Running costs are a mixed bag, though. Yes, you’ll make substantial tax savings each year and strong demand for used cars means impressive resale values.

We found the Prius more economical at a steady 80mph than 60mph

But although real-world economy is impressive in its own right, with 56.4mpg over our touring route and 47.5mpg overall, you’ll do well to match the ‘official’ average – forums are rife with tales of owners unable to get anywhere near those figures.

The Prius Plug-In should address these concerns to some extent. With an EV range of 15.5 miles, it is entirely possible a low-mileage user could go days without using any petrol, recharging the batteries only. With no electric range remaining, Toyota claims 78.5mpg and 84g/km as the petrol engine is used. Our experience suggests more than 60mpg should be achievable on long runs.

However, the Plug-In is also the most expensive Prius to buy outright, and it's hardly an affordable car to begin with. It carries a near £8000 premium over the T-Spirit at £32,895. Regardless of its improved range and efficiency, that makes the Plug-In an expensive car.

With the 17in wheels comes a marginally higher CO2 score, but that currently has no bearing on the tax or congestion charge issue and a microscopic effect to fuel economy. 

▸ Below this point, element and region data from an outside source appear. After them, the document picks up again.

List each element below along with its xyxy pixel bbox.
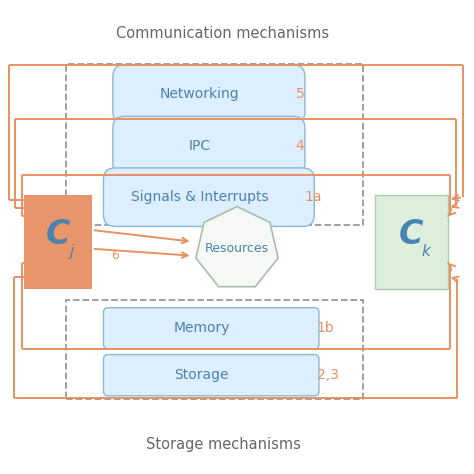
Text: 6: 6 xyxy=(111,249,119,262)
Text: 1a: 1a xyxy=(305,190,322,204)
Text: j: j xyxy=(70,244,74,258)
FancyBboxPatch shape xyxy=(103,355,319,396)
FancyBboxPatch shape xyxy=(24,195,92,289)
FancyBboxPatch shape xyxy=(113,117,305,175)
Text: Communication mechanisms: Communication mechanisms xyxy=(117,26,329,41)
Text: Signals & Interrupts: Signals & Interrupts xyxy=(131,190,268,204)
Text: IPC: IPC xyxy=(189,139,210,153)
Text: C: C xyxy=(399,218,424,251)
Text: Storage: Storage xyxy=(174,368,229,382)
Text: 1b: 1b xyxy=(317,321,334,335)
Text: Networking: Networking xyxy=(160,87,239,101)
Text: k: k xyxy=(421,244,430,258)
Text: 4: 4 xyxy=(296,139,304,153)
Text: 2,3: 2,3 xyxy=(317,368,338,382)
Text: C: C xyxy=(46,218,70,251)
FancyBboxPatch shape xyxy=(375,195,448,289)
Text: Memory: Memory xyxy=(173,321,230,335)
FancyBboxPatch shape xyxy=(103,308,319,349)
FancyBboxPatch shape xyxy=(103,168,314,227)
Polygon shape xyxy=(196,207,278,287)
FancyBboxPatch shape xyxy=(113,65,305,123)
Text: Resources: Resources xyxy=(205,242,269,255)
Text: Storage mechanisms: Storage mechanisms xyxy=(146,437,301,452)
Text: 5: 5 xyxy=(296,87,304,101)
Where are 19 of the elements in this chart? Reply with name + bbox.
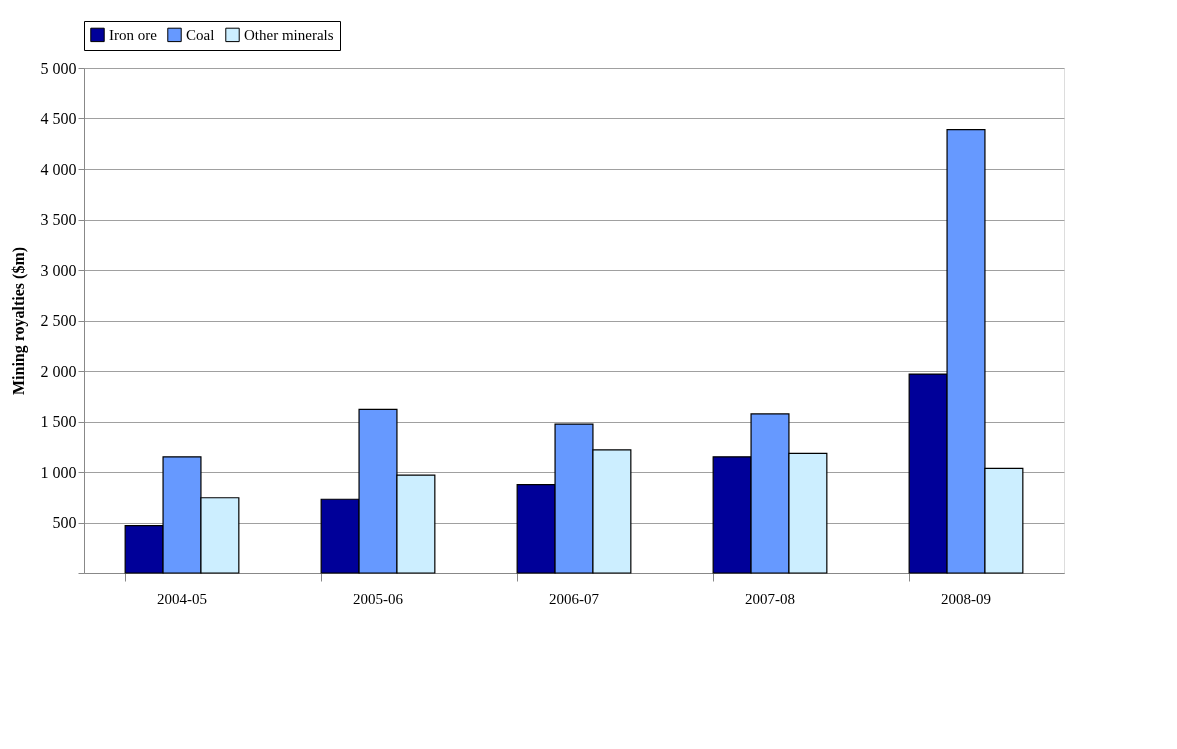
y-tick-label: 1 500 xyxy=(40,413,77,430)
x-tick-label: 2008-09 xyxy=(941,590,991,607)
y-tick-label: 500 xyxy=(52,514,77,531)
x-tick-label: 2007-08 xyxy=(745,590,795,607)
y-tick-label: 2 000 xyxy=(40,362,77,380)
y-axis-title: Mining royalties ($m) xyxy=(9,246,28,396)
y-tick-label: 5 000 xyxy=(40,59,77,77)
y-tick-label: 2 500 xyxy=(40,312,77,329)
y-tick-label: 3 500 xyxy=(40,211,77,228)
y-tick-label: 4 500 xyxy=(40,110,77,127)
x-tick-label: 2006-07 xyxy=(549,590,600,607)
legend-label: Other minerals xyxy=(244,26,334,43)
y-tick-label: 1 000 xyxy=(40,463,77,481)
x-tick-label: 2004-05 xyxy=(157,590,207,607)
legend-label: Coal xyxy=(186,26,215,43)
y-tick-label: 3 000 xyxy=(40,261,77,279)
x-tick-label: 2005-06 xyxy=(353,590,404,607)
legend-label: Iron ore xyxy=(109,26,158,43)
y-tick-label: 4 000 xyxy=(40,160,77,178)
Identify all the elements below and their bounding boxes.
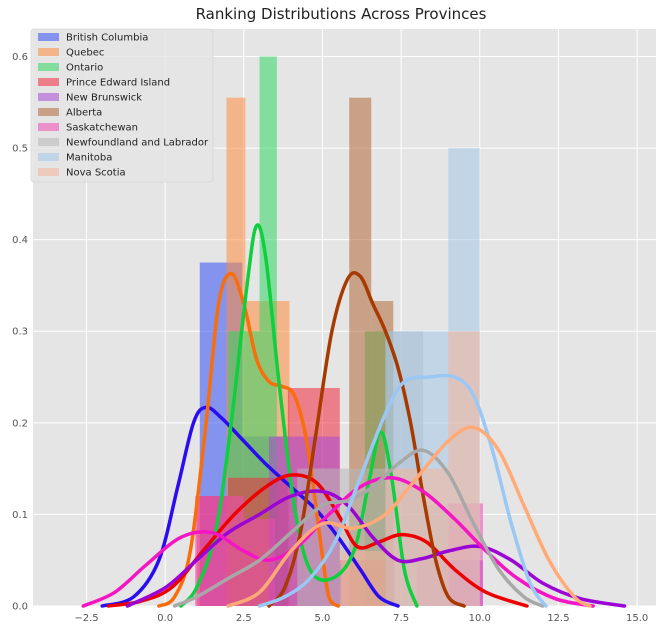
legend-swatch — [38, 33, 59, 41]
legend-swatch — [38, 93, 59, 101]
legend-label: British Columbia — [66, 33, 148, 44]
x-tick-label: 12.5 — [547, 613, 569, 624]
legend-label: Saskatchewan — [66, 123, 138, 134]
kde-curves — [81, 223, 627, 608]
hist-bar — [448, 331, 480, 606]
legend-swatch — [38, 123, 59, 131]
legend-label: Newfoundland and Labrador — [66, 138, 209, 149]
legend: British Columbia Quebec Ontario Prince Edwa… — [30, 28, 214, 183]
legend-label: Nova Scotia — [66, 168, 126, 179]
kde-line — [157, 271, 340, 608]
legend-swatch — [38, 138, 59, 146]
x-tick-label: 2.5 — [236, 613, 252, 624]
kde-line — [125, 489, 627, 608]
x-tick-label: 7.5 — [393, 613, 409, 624]
y-tick-label: 0.0 — [12, 602, 28, 613]
legend-swatch — [38, 63, 59, 71]
kde-line — [226, 425, 592, 608]
kde-line — [172, 448, 545, 608]
legend-label: Alberta — [66, 108, 102, 119]
y-tick-label: 0.5 — [12, 144, 28, 155]
y-tick-label: 0.1 — [12, 510, 28, 521]
kde-line — [179, 223, 419, 608]
legend-label: Ontario — [66, 63, 103, 74]
legend-label: Prince Edward Island — [66, 78, 170, 89]
kde-line — [257, 373, 548, 608]
x-tick-label: 10.0 — [469, 613, 491, 624]
legend-swatch — [38, 153, 59, 161]
x-tick-label: 5.0 — [315, 613, 331, 624]
y-tick-label: 0.2 — [12, 418, 28, 429]
x-tick-label: 0.0 — [157, 613, 173, 624]
legend-box — [30, 28, 214, 183]
legend-swatch — [38, 108, 59, 116]
legend-label: Manitoba — [66, 153, 112, 164]
kde-line — [81, 475, 595, 608]
legend-swatch — [38, 168, 59, 176]
y-tick-label: 0.6 — [12, 52, 28, 63]
kde-line — [267, 270, 466, 608]
legend-label: New Brunswick — [66, 93, 142, 104]
x-axis-ticks: −2.5 0.0 2.5 5.0 7.5 10.0 12.5 15.0 — [74, 613, 648, 624]
kde-line — [100, 405, 400, 608]
chart-title: Ranking Distributions Across Provinces — [196, 5, 487, 23]
legend-swatch — [38, 48, 59, 56]
legend-label: Quebec — [66, 48, 104, 59]
y-tick-label: 0.4 — [12, 235, 28, 246]
grid — [33, 29, 656, 607]
x-tick-label: 15.0 — [626, 613, 648, 624]
y-axis-ticks: 0.0 0.1 0.2 0.3 0.4 0.5 0.6 — [12, 52, 28, 613]
x-tick-label: −2.5 — [74, 613, 98, 624]
legend-swatch — [38, 78, 59, 86]
y-tick-label: 0.3 — [12, 327, 28, 338]
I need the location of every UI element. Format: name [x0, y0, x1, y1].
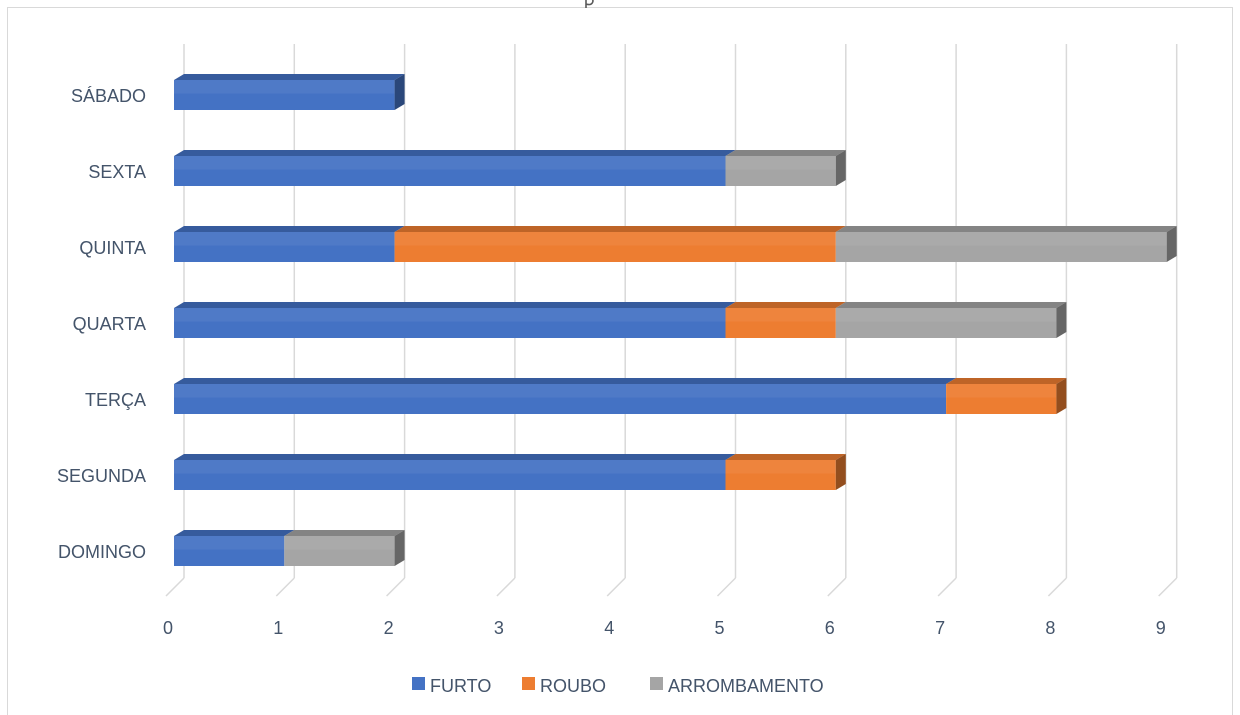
x-tick-label: 0: [163, 618, 173, 638]
bar-top-arrombamento: [725, 150, 846, 156]
bar-highlight: [174, 536, 285, 550]
title-fragment-mark: [585, 0, 594, 8]
bar-top-arrombamento: [835, 226, 1177, 232]
floor-gridline: [937, 577, 957, 597]
bar-highlight: [835, 308, 1057, 322]
bar-arrombamento: [284, 536, 395, 566]
bar-roubo: [394, 232, 836, 262]
x-tick-label: 3: [494, 618, 504, 638]
bar-side-furto: [394, 74, 405, 110]
bar-arrombamento: [835, 232, 1167, 262]
bar-top-furto: [174, 74, 405, 80]
floor-gridline: [1047, 577, 1067, 597]
category-axis: DOMINGO SEGUNDA TERÇA QUARTA QUINTA SEXTA SÁBA…: [57, 86, 146, 562]
bar-top-furto: [174, 150, 736, 156]
legend: FURTO ROUBO ARROMBAMENTO: [412, 676, 824, 696]
floor-gridline: [386, 577, 406, 597]
legend-swatch-arrombamento: [650, 677, 663, 690]
x-axis: 0 1 2 3 4 5 6 7 8 9: [163, 618, 1166, 638]
bar-top-roubo: [394, 226, 846, 232]
category-label: SÁBADO: [71, 86, 146, 106]
bar-top-roubo: [725, 302, 846, 308]
bar-side-roubo: [1056, 378, 1067, 414]
x-tick-label: 4: [604, 618, 614, 638]
legend-swatch-roubo: [522, 677, 535, 690]
floor-gridline: [165, 577, 185, 597]
bar-top-roubo: [725, 454, 846, 460]
bar-highlight: [174, 384, 947, 398]
x-tick-label: 8: [1045, 618, 1055, 638]
x-tick-label: 5: [714, 618, 724, 638]
bar-highlight: [394, 232, 836, 246]
bar-top-roubo: [946, 378, 1067, 384]
bar-top-furto: [174, 302, 736, 308]
bar-top-furto: [174, 378, 957, 384]
bar-highlight: [174, 232, 395, 246]
category-label: QUINTA: [79, 238, 146, 258]
bar-highlight: [174, 308, 726, 322]
x-tick-label: 2: [384, 618, 394, 638]
bar-highlight: [725, 156, 836, 170]
x-tick-label: 1: [273, 618, 283, 638]
bar-highlight: [284, 536, 395, 550]
bar-side-arrombamento: [394, 530, 405, 566]
legend-label-furto: FURTO: [430, 676, 491, 696]
category-label: SEGUNDA: [57, 466, 146, 486]
bar-arrombamento: [725, 156, 836, 186]
x-tick-label: 9: [1156, 618, 1166, 638]
bar-furto: [174, 156, 726, 186]
bar-highlight: [174, 460, 726, 474]
legend-label-roubo: ROUBO: [540, 676, 606, 696]
bar-furto: [174, 232, 395, 262]
bar-furto: [174, 80, 395, 110]
bar-furto: [174, 384, 947, 414]
bar-arrombamento: [835, 308, 1057, 338]
bar-side-arrombamento: [835, 150, 846, 186]
bars: [174, 74, 1177, 566]
x-tick-label: 7: [935, 618, 945, 638]
floor-gridline: [275, 577, 295, 597]
bar-top-furto: [174, 454, 736, 460]
bar-highlight: [946, 384, 1057, 398]
bar-highlight: [174, 80, 395, 94]
bar-top-arrombamento: [835, 302, 1067, 308]
floor-gridline: [496, 577, 516, 597]
bar-highlight: [835, 232, 1167, 246]
bar-top-arrombamento: [284, 530, 405, 536]
chart-title-fragment: [580, 0, 600, 10]
category-label: TERÇA: [85, 390, 146, 410]
legend-swatch-furto: [412, 677, 425, 690]
bar-furto: [174, 460, 726, 490]
floor-gridline: [606, 577, 626, 597]
category-label: QUARTA: [73, 314, 146, 334]
floor-gridline: [716, 577, 737, 597]
bar-roubo: [725, 460, 836, 490]
legend-label-arrombamento: ARROMBAMENTO: [668, 676, 824, 696]
bar-side-roubo: [835, 454, 846, 490]
bar-roubo: [725, 308, 836, 338]
bar-highlight: [725, 460, 836, 474]
bar-side-arrombamento: [1056, 302, 1067, 338]
bar-furto: [174, 308, 726, 338]
bar-top-furto: [174, 226, 405, 232]
bar-side-arrombamento: [1166, 226, 1177, 262]
chart-frame: [7, 7, 1233, 715]
bar-top-furto: [174, 530, 295, 536]
category-label: DOMINGO: [58, 542, 146, 562]
floor-gridline: [827, 577, 847, 597]
floor-gridline: [1158, 577, 1178, 597]
category-label: SEXTA: [88, 162, 146, 182]
bar-highlight: [174, 156, 726, 170]
bar-highlight: [725, 308, 836, 322]
x-tick-label: 6: [825, 618, 835, 638]
bar-roubo: [946, 384, 1057, 414]
bar-furto: [174, 536, 285, 566]
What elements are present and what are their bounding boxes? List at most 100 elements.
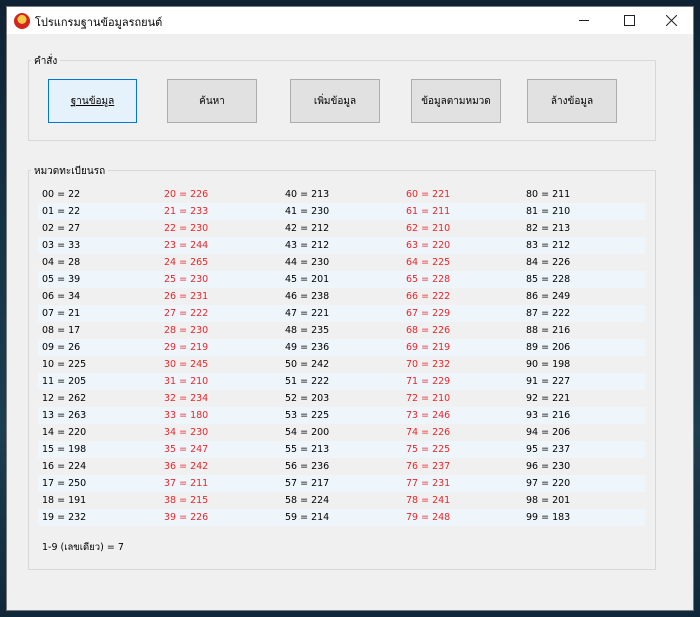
list-cell: 67 = 229: [406, 308, 451, 319]
list-cell: 59 = 214: [285, 512, 330, 523]
list-cell: 64 = 225: [406, 257, 451, 268]
list-cell: 00 = 22: [42, 189, 81, 200]
title-bar[interactable]: โปรแกรมฐานข้อมูลรถยนต์: [7, 7, 693, 34]
categories-group-label: หมวดทะเบียนรถ: [31, 164, 109, 179]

Maintenance costs are low, with no drive belts to replace thanks to an electric water pump, built-in generator and chain-driven camshafts. Toyota says the hybrid components, which have their own five-year/60,000-mile guarantee, have so far accounted for just 1.3 per cent of the Prius line’s warranty costs, and the battery pack should last for at least 10 years. 

The Prius is also a consistent high performer in customer satisfaction surveys. That’s due as much to dealers’ professionalism as the reliability of the car itself.

The only significant black mark is against the Prius's high purchase price relative to its mainstream hatchback rivals. However, those strong residual values go some way to offsetting this.